Grading For Learning

Guest Blogger – Ken O’Connor

CAfLN is a network that is “dedicated to nurturing and sustaining Assessment for Learning (AfL) . . . across Canada,” but given that every province and territory (unfortunately) requires % grades, at least for grades 9-12, we need not only to “assess for learning,” but we must also “grade for learning.”

Yes, Yes, Yes we can grade for learning and despite what Alfie Kohn’s says “grading for learning” is not like “bombing for peace.” (O’Connor, 2018, 304) Determining summary grades for standards or subjects doesn’t automatically promote a culture of grading as grading for learning can create a culture of learning in schools.

A grade is the symbol (number or letter) reported at the end of a period of time as a summary of student achievement.

A mark/score is the symbol (number or letter) recorded for any single student test or performance.

Traditional grading includes scores for (almost) everything students do regardless of purpose and whether students exhibit the behavior teachers like (compliance), with those scores averaged to several decimal places regardless of when the assessment or behavior took place during the school year. The result of this approach is that school becomes a game where students try to accumulate as many points as they can to obtain the highest possible grade, which may have little or no relationship to what a student actually learned.

So how the do we grade for learning? There are a number of critical aspects as follows:

  1. Clarity and transparency about the primary purpose for grades –communicating student achievement of the learning goals at a point in time in summary format;
  2. Clarity about the primary purpose of classroom assessment – gathering information that leads to actions by students – and teachers – to improve learning and teaching;
  3. Elimination of behavior/compliance/penalties/attendance from grades;
  4. Ensuring that students understand that learning is a process in which it is acceptable to lack understanding/make errors early in the learning process by eliminating evidence from formative assessments in the determination of grades and only including evidence from summative assessments i.e., the assessments that take place toward the end of learning sequences;
  5. Ensuring that students understand also that learning is a process by emphasizing more recent evidence in the determination of grades; and
  6. Involving students in the assessment process through self-assessment, reflection, and goal setting so that they can always answer the learning questions – Where am I going? Where am I now? and How can I close the gap (improve)? (Chappuis, J. 2012, 27)

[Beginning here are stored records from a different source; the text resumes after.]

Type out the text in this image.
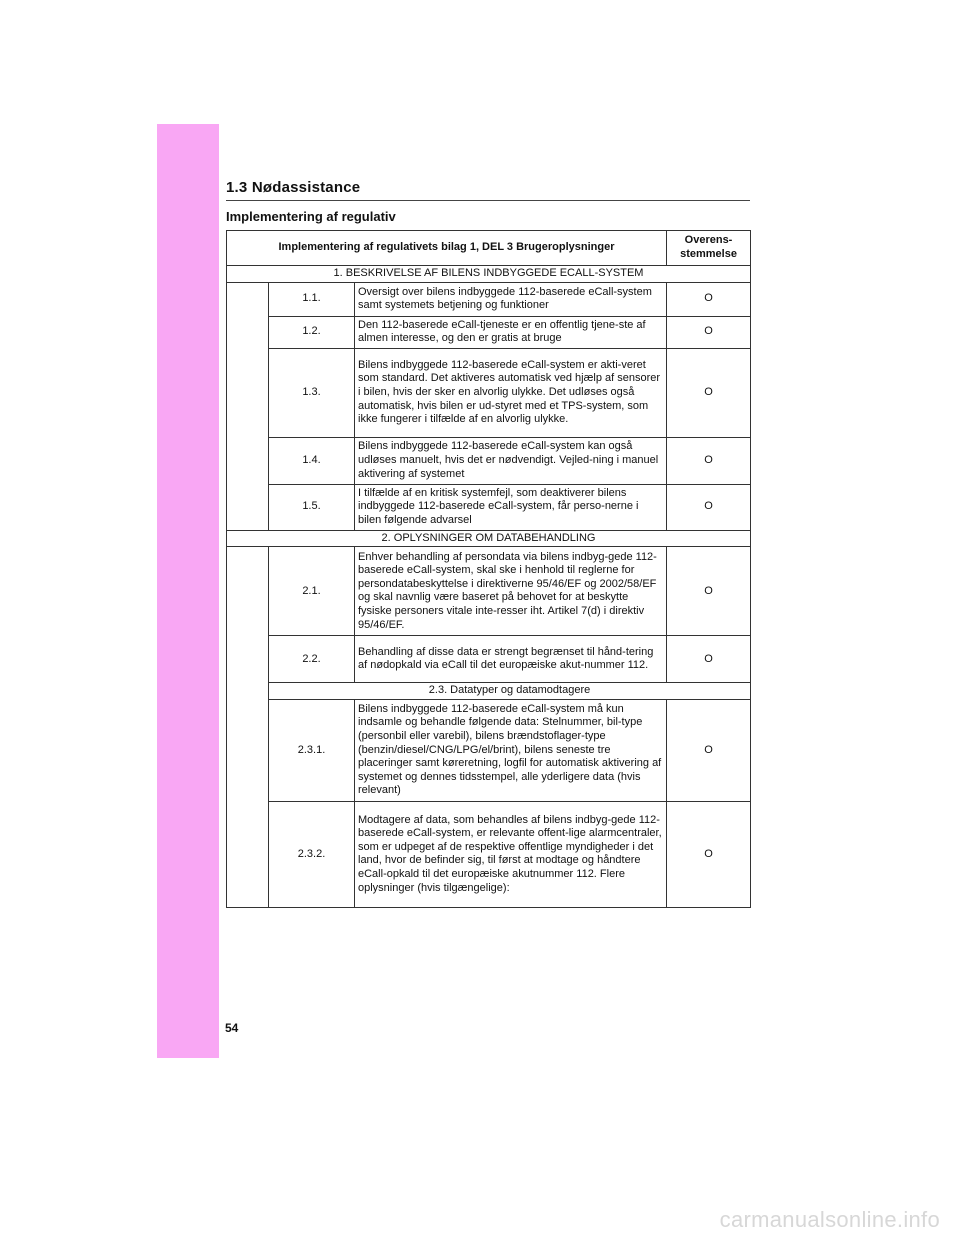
1.3 Nødassistance
Implementering af regulativ
Implementering af regulativets bilag 1, DEL 3 Brugeroplysninger			Overens-
stemmelse
1. BESKRIVELSE AF BILENS INDBYGGEDE ECALL-SYSTEM			
	1.1.	Oversigt over bilens indbyggede 112-baserede eCall-system samt systemets betjening og funktioner	O
	1.2.	Den 112-baserede eCall-tjeneste er en offentlig tjene-ste af almen interesse, og den er gratis at bruge	O
	1.3.	Bilens indbyggede 112-baserede eCall-system er akti-veret som standard. Det aktiveres automatisk ved hjælp af sensorer i bilen, hvis der sker en alvorlig ulykke. Det udløses også automatisk, hvis bilen er ud-styret med et TPS-system, som ikke fungerer i tilfælde af en alvorlig ulykke.	O
	1.4.	Bilens indbyggede 112-baserede eCall-system kan også udløses manuelt, hvis det er nødvendigt. Vejled-ning i manuel aktivering af systemet	O
	1.5.	I tilfælde af en kritisk systemfejl, som deaktiverer bilens indbyggede 112-baserede eCall-system, får perso-nerne i bilen følgende advarsel	O
2. OPLYSNINGER OM DATABEHANDLING			
	2.1.	Enhver behandling af persondata via bilens indbyg-gede 112-baserede eCall-system, skal ske i henhold til reglerne for persondatabeskyttelse i direktiverne 95/46/EF og 2002/58/EF og skal navnlig være baseret på behovet for at beskytte fysiske personers vitale inte-resser iht. Artikel 7(d) i direktiv 95/46/EF.	O
	2.2.	Behandling af disse data er strengt begrænset til hånd-tering af nødopkald via eCall til det europæiske akut-nummer 112.	O
	2.3. Datatyper og datamodtagere		
	2.3.1.	Bilens indbyggede 112-baserede eCall-system må kun indsamle og behandle følgende data: Stelnummer, bil-type (personbil eller varebil), bilens brændstoflager-type (benzin/diesel/CNG/LPG/el/brint), bilens seneste tre placeringer samt køreretning, logfil for automatisk aktivering af systemet og dennes tidsstempel, alle yderligere data (hvis relevant)	O
	2.3.2.	Modtagere af data, som behandles af bilens indbyg-gede 112-baserede eCall-system, er relevante offent-lige alarmcentraler, som er udpeget af de respektive offentlige myndigheder i det land, hvor de befinder sig, til først at modtage og håndtere eCall-opkald til det europæiske akutnummer 112. Flere oplysninger (hvis tilgængelige):	O
54
carmanualsonline.info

These are the sine qua non of grading for learning and they require the elimination of common practices such as averaging to calculate grades and the inclusion of homework in grades. There are also other actions that schools and teachers should take that emphasize learning and provide information that supports learning such as:

  1. Collecting evidence of student achievement based on learning goals not methods of assessment;
  2. Using performance standards that clearly describe proficiency and a limited number of levels above and below proficiency; and
  3. Ensuring that every assessment meets standards of quality so that the inferences that students and teachers make as a result of the assessments are most likely to be accurate.

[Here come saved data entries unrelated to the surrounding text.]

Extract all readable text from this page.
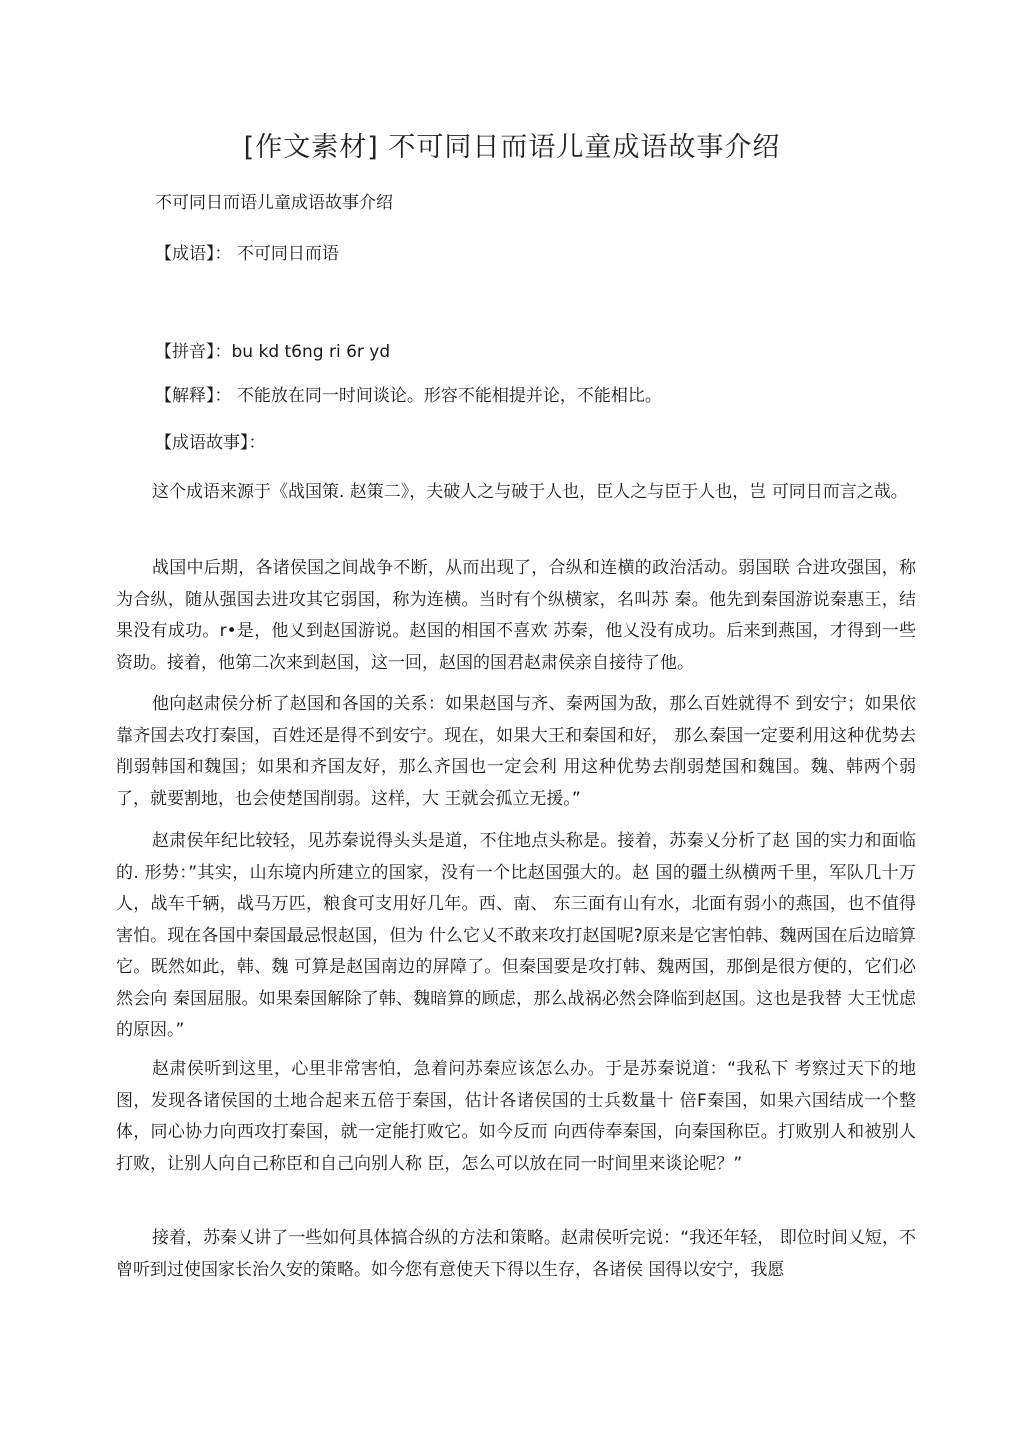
[作文素材] 不可同日而语儿童成语故事介绍
不可同日而语儿童成语故事介绍
【成语】： 不可同日而语
【拼音】：bu kd t6ng ri 6r yd
【解释】： 不能放在同一时间谈论。形容不能相提并论，不能相比。
【成语故事】：
这个成语来源于《战国策. 赵策二》，夫破人之与破于人也，臣人之与臣于人也，岂 可同日而言之哉。
战国中后期，各诸侯国之间战争不断，从而出现了，合纵和连横的政治活动。弱国联 合进攻强国，称为合纵，随从强国去进攻其它弱国，称为连横。当时有个纵横家，名叫苏 秦。他先到秦国游说秦惠王，结果没有成功。r•是，他乂到赵国游说。赵国的相国不喜欢 苏秦，他乂没有成功。后来到燕国，才得到一些资助。接着，他第二次来到赵国，这一回，赵国的国君赵肃侯亲自接待了他。
他向赵肃侯分析了赵国和各国的关系：如果赵国与齐、秦两国为敌，那么百姓就得不 到安宁；如果依靠齐国去攻打秦国，百姓还是得不到安宁。现在，如果大王和秦国和好， 那么秦国一定要利用这种优势去削弱韩国和魏国；如果和齐国友好，那么齐国也一定会利 用这种优势去削弱楚国和魏国。魏、韩两个弱了，就要割地，也会使楚国削弱。这样，大 王就会孤立无援。”
赵肃侯年纪比较轻，见苏秦说得头头是道，不住地点头称是。接着，苏秦乂分析了赵 国的实力和面临的. 形势：”其实，山东境内所建立的国家，没有一个比赵国强大的。赵 国的疆土纵横两千里，军队几十万人，战车千辆，战马万匹，粮食可支用好几年。西、南、 东三面有山有水，北面有弱小的燕国，也不值得害怕。现在各国中秦国最忌恨赵国，但为 什么它乂不敢来攻打赵国呢?原来是它害怕韩、魏两国在后边暗算它。既然如此，韩、魏 可算是赵国南边的屏障了。但秦国要是攻打韩、魏两国，那倒是很方便的，它们必然会向 秦国屈服。如果秦国解除了韩、魏暗算的顾虑，那么战祸必然会降临到赵国。这也是我替 大王忧虑的原因。”
赵肃侯听到这里，心里非常害怕，急着问苏秦应该怎么办。于是苏秦说道：“我私下 考察过天下的地图，发现各诸侯国的土地合起来五倍于秦国，估计各诸侯国的士兵数量十 倍F秦国，如果六国结成一个整体，同心协力向西攻打秦国，就一定能打败它。如今反而 向西侍奉秦国，向秦国称臣。打败别人和被别人打败，让别人向自己称臣和自己向别人称 臣，怎么可以放在同一时间里来谈论呢？”
接着，苏秦乂讲了一些如何具体搞合纵的方法和策略。赵肃侯听完说：“我还年轻， 即位时间乂短，不曾听到过使国家长治久安的策略。如今您有意使天下得以生存，各诸侯 国得以安宁，我愿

A case can be made that in a perfect world we wouldn’t have grades at all but in Canada they are required by provincial policies (however misguided those policies may be) so we have a responsibility to make the assessment and grading process support learning by moving away from traditional grading toward the procedures described above. If we do that our graduates will be self-directed, independent, lifelong learners who will be likely to be successful in whatever they do after their years in K-12 schools.

 References

Chappuis, J. et al. 2012. Classroom Assessment for Student Learning: Doing It Right, Using It Well. Pearson, Upper Saddle River, NJ

O’Connor, K. 2018 How to Grade for Learning, Fourth Edition. Corwin, Thousand Oaks, CA.